Pas de vent, donc on bourrine. La navigation est fort simple, route directe vers le Raz.

J’écris au crayon marqueur sur le montant vertical du roof, le cap à suivre, à l’attention de mon jeune coéquipier à qui j’explique que dans 3 ou 4 heures, il apercevra des phares, plein de phares. A ce moment là, il faudra qu’il m’appelle pour que je prenne les choses en mains…J’aurai dû lui spécifier de m’avertir de tout fait nouveau : ça va sans dire, mais ça aurait été mieux en le disant !

Je vais me coucher dans la cabine avant, et m’incruste profondément dans mon sac de couchage que je zippe jusqu’au cou.

Je dors comme il n’est pas permis de dormir, d’un sommeil profond, à faire pâlir un ours mal léché.

Tout d’un coup, je suis réveillé par les cris effrayés du jeune barreur : « les rochers, les rochers ! »

Je ne sais pas comment, (car j’ai retrouvé le sac de couchage au milieu du carré, (je vous rappelle que je dormais profondément dans la cabine avant), mais je me retrouve dans le cockpit à côté de lui. Peut être une overdose d’adrénaline !

Vision quasi extraterrestre de la situation ! Brouillard à couper au couteau et, sur tribord, un énorme rocher noir qu’il vient juste d’éviter. Je ne sais pas où nous sommes. Dans ce cas, on fait, comme disent les Bretons « cap à l’azur » autrement dit, cap au large.

Nous sommes déjà cap à l’ouest, je persiste… et me retrouve devant un autre gros rocher. Je me pose toutes sortes de questions. Le moussaillon ne m’a pas prévenu en son temps de l’apparition du brouillard. A t’il fait une erreur de cap ? A t’on dérivé ? Ne me suis-je pas moi-même trompé dans mes calculs ?

Soudain, une sirène de bateau retentit, tout près, venant d’une direction indéfinie (cause brouillard). Ce bateau va nous rentrer dedans, c’est sûr !

Suis-je devant l’entrée du port d’Audierne sur le plateau de La Gamelle ?

Je mets cap au sud, j’accélère le moteur, Aloa ne va pas plus vite. J’ai dû perdre l’hélice ou plutôt, elle doit patiner, tourner en roue libre sur l’arbre, clavette cassée ?

Je ne suis pas au Raz de Sein quand même ! Le petit aurait vu les phares ! Il y en a plein à cet endroit : La Vieille, La Plate, Tevennec, Le Chat, celui de l’Ile de Sein et, par beau temps Armen !

J’envoie les voiles à tout hasard.

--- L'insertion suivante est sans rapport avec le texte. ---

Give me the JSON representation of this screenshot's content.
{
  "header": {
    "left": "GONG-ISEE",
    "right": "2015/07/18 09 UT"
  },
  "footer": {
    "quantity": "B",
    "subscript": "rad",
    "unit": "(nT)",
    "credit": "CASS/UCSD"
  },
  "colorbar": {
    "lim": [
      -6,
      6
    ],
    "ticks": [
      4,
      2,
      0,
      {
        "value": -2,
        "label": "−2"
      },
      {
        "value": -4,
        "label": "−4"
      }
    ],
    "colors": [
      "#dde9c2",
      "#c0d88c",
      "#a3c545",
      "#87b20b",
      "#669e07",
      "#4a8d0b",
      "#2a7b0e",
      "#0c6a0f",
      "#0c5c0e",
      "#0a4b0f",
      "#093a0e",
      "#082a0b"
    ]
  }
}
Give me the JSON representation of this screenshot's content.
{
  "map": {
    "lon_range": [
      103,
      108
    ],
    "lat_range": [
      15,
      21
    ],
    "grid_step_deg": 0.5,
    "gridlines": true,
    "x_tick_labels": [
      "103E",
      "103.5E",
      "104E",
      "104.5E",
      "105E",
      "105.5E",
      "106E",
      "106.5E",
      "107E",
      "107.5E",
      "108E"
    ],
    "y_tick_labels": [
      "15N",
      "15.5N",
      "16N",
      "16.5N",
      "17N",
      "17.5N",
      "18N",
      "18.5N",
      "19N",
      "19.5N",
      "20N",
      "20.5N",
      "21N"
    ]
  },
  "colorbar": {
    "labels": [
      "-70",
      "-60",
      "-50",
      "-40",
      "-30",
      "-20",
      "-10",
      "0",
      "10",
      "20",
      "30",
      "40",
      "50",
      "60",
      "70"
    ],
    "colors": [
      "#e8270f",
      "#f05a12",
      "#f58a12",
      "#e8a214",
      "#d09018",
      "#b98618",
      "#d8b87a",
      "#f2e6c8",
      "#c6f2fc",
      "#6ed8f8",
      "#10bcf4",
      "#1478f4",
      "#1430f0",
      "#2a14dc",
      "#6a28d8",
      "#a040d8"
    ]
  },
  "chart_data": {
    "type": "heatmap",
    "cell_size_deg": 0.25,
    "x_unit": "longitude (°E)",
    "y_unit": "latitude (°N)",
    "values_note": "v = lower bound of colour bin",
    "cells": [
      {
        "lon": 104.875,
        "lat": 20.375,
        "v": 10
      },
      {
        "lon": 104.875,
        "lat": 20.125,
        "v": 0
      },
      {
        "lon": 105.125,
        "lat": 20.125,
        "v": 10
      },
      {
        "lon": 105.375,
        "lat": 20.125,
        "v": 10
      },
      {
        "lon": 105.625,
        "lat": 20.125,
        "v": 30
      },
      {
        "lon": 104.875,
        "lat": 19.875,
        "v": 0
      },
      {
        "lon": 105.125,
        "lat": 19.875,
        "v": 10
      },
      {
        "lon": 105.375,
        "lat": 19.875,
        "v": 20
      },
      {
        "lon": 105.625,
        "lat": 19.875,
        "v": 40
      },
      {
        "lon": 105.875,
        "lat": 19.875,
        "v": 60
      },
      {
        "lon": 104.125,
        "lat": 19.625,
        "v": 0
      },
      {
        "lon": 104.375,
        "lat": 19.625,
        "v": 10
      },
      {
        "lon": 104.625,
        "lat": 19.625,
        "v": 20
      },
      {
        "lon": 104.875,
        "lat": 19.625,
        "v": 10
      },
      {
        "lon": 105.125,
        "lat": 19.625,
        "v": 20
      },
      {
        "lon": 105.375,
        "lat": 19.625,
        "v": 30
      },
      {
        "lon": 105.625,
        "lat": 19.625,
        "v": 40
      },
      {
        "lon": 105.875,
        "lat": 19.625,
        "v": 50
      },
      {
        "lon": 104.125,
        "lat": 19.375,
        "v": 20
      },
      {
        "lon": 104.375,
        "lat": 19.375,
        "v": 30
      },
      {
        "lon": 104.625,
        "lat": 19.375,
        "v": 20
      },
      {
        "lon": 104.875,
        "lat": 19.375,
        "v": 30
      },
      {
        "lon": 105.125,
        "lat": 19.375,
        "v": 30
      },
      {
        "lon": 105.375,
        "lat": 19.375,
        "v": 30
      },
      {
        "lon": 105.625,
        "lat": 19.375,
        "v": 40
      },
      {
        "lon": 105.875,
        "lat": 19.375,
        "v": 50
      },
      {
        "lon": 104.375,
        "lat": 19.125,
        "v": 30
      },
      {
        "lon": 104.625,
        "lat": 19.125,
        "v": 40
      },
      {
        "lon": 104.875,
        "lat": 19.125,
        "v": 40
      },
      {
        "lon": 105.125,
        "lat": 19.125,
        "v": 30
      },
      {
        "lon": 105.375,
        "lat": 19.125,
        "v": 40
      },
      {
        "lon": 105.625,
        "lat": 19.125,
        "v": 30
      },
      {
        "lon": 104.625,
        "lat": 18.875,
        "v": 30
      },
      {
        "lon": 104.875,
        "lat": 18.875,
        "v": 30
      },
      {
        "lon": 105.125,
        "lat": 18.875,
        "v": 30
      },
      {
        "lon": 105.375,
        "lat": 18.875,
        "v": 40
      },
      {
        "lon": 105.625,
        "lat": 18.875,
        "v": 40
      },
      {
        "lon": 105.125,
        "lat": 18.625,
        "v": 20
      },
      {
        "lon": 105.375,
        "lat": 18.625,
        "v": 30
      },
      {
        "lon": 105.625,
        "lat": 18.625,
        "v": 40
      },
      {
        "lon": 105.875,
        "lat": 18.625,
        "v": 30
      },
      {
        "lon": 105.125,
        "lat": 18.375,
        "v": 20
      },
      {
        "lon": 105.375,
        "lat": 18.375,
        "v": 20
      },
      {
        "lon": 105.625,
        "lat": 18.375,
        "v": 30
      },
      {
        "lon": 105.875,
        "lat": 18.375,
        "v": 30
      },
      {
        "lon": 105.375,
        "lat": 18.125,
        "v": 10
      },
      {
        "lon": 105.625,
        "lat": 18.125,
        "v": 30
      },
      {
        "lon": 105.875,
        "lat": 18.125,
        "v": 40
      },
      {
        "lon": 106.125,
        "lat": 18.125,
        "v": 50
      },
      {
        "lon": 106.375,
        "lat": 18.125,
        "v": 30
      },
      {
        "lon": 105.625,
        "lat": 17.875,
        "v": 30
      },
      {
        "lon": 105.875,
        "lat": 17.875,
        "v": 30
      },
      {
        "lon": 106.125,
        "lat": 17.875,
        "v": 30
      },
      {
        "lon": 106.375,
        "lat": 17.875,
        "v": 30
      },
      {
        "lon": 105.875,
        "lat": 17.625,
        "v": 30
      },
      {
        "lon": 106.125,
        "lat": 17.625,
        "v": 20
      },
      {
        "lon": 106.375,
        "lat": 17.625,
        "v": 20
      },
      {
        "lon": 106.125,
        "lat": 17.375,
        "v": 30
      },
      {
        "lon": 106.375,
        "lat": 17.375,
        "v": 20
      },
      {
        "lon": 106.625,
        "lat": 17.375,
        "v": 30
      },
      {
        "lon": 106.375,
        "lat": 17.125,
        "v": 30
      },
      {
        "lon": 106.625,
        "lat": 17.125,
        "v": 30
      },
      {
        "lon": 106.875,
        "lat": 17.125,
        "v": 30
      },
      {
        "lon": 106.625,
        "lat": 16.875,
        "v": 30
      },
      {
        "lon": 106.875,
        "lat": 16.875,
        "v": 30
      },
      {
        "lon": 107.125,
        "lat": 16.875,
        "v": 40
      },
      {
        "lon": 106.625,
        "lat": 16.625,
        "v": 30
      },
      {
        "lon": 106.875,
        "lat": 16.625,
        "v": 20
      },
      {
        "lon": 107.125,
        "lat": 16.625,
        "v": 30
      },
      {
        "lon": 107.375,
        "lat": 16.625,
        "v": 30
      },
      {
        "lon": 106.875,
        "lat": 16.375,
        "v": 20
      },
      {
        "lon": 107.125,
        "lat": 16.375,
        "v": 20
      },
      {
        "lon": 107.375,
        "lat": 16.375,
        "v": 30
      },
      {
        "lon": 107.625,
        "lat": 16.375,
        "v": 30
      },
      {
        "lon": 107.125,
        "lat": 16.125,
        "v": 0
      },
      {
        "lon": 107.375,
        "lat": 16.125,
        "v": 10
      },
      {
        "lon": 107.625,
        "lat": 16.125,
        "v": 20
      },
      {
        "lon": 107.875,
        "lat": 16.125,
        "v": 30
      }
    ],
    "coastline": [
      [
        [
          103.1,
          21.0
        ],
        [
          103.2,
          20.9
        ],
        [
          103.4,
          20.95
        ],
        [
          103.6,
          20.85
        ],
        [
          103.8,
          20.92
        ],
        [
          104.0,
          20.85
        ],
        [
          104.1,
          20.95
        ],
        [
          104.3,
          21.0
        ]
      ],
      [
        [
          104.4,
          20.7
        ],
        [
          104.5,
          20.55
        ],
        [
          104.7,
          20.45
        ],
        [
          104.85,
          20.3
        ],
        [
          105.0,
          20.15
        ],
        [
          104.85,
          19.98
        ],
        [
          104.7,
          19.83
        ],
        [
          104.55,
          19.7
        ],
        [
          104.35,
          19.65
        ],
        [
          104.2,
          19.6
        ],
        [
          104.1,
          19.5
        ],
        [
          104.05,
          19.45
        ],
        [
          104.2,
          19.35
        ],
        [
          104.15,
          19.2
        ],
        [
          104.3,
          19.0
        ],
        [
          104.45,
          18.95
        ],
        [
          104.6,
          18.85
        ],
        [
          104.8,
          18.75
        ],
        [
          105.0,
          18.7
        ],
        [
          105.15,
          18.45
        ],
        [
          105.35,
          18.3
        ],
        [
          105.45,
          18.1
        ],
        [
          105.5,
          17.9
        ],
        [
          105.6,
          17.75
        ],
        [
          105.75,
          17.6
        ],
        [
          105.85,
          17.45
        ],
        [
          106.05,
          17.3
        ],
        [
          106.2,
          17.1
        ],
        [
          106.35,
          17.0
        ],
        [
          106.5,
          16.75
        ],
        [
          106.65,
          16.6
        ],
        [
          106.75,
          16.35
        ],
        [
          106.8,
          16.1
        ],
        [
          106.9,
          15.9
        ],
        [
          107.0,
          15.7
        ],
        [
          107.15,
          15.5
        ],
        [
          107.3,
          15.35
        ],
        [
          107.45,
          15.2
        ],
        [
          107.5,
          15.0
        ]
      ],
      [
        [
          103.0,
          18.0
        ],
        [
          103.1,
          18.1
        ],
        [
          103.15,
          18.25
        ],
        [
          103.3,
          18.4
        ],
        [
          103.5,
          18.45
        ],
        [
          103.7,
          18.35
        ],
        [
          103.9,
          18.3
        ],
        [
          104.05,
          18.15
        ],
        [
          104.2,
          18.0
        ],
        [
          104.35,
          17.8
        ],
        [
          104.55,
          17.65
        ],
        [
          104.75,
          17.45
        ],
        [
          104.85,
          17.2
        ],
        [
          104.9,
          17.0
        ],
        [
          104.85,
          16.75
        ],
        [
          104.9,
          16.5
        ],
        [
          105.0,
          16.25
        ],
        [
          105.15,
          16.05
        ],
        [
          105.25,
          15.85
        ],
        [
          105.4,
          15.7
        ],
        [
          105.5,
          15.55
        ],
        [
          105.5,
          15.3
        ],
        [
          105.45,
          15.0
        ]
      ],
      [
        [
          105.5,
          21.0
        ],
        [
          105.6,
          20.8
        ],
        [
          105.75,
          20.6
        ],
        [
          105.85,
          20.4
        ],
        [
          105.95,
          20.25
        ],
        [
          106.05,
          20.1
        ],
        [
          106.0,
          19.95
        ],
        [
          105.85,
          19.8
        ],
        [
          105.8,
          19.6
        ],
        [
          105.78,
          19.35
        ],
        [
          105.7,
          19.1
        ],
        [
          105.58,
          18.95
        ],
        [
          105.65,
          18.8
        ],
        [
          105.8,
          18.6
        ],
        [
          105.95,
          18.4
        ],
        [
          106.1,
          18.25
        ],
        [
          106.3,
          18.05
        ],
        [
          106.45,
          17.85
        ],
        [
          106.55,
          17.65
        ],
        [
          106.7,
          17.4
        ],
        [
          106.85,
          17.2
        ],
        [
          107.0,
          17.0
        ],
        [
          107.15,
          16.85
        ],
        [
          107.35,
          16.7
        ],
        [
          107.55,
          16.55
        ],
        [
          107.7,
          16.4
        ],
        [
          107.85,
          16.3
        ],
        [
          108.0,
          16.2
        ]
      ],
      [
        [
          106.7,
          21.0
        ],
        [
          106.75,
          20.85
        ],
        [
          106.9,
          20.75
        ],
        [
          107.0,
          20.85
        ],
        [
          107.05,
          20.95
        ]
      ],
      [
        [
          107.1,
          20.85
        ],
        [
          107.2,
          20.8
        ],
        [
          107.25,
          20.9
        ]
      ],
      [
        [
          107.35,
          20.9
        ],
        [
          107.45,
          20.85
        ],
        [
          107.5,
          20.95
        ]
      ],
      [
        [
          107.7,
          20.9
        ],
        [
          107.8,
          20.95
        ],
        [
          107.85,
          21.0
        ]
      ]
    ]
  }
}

D’après mes calculs, je dois arriver au Raz de Sein à l’étale de basse mer, pour le passer avec le courant de jusant. Re sirène du bateau …Mais pour qui sont ces sirènes qui sifflent sur nos têtes ? J’ai vraiment peur qu’on nous coule ! Bibi répond en soufflant de son mieux dans notre petite corne de brume en plastic rouge.

Le jour commence à se lever et, à travers une trouée dans le brouillard, j’aperçois enfin les feux d’un phare.

Je le compte 4 éclats, je vérifie, c’est le phare principal de l’Ile de Sein.

Son relèvement et le nombre de milles parcourus depuis le dernier point d’Eckmühl nous situent en plein dans le Raz. Alors, je devrais voir la Vieille et La Plate. Re sirène de bateau ! Mais que fait cet autre innocent au milieu de ces rochers ?

Une autre trouée dans le brouillard … ! Comme dans une apparition, je reconnais La Plate et La Vieille. C’est La Vieille et son gardien qui nous assourdissent de leur corne de brume.







Je viens d’embouquer le Raz de Sein et d’enfiler tous ses rochers d’est en ouest : Trouziard, Gorlégreiz, Ar Goent, Cornac La Ruina. Le Raz de Sein ? Je l’avais déjà passé de long en large. Et aujourd’hui ? En travers !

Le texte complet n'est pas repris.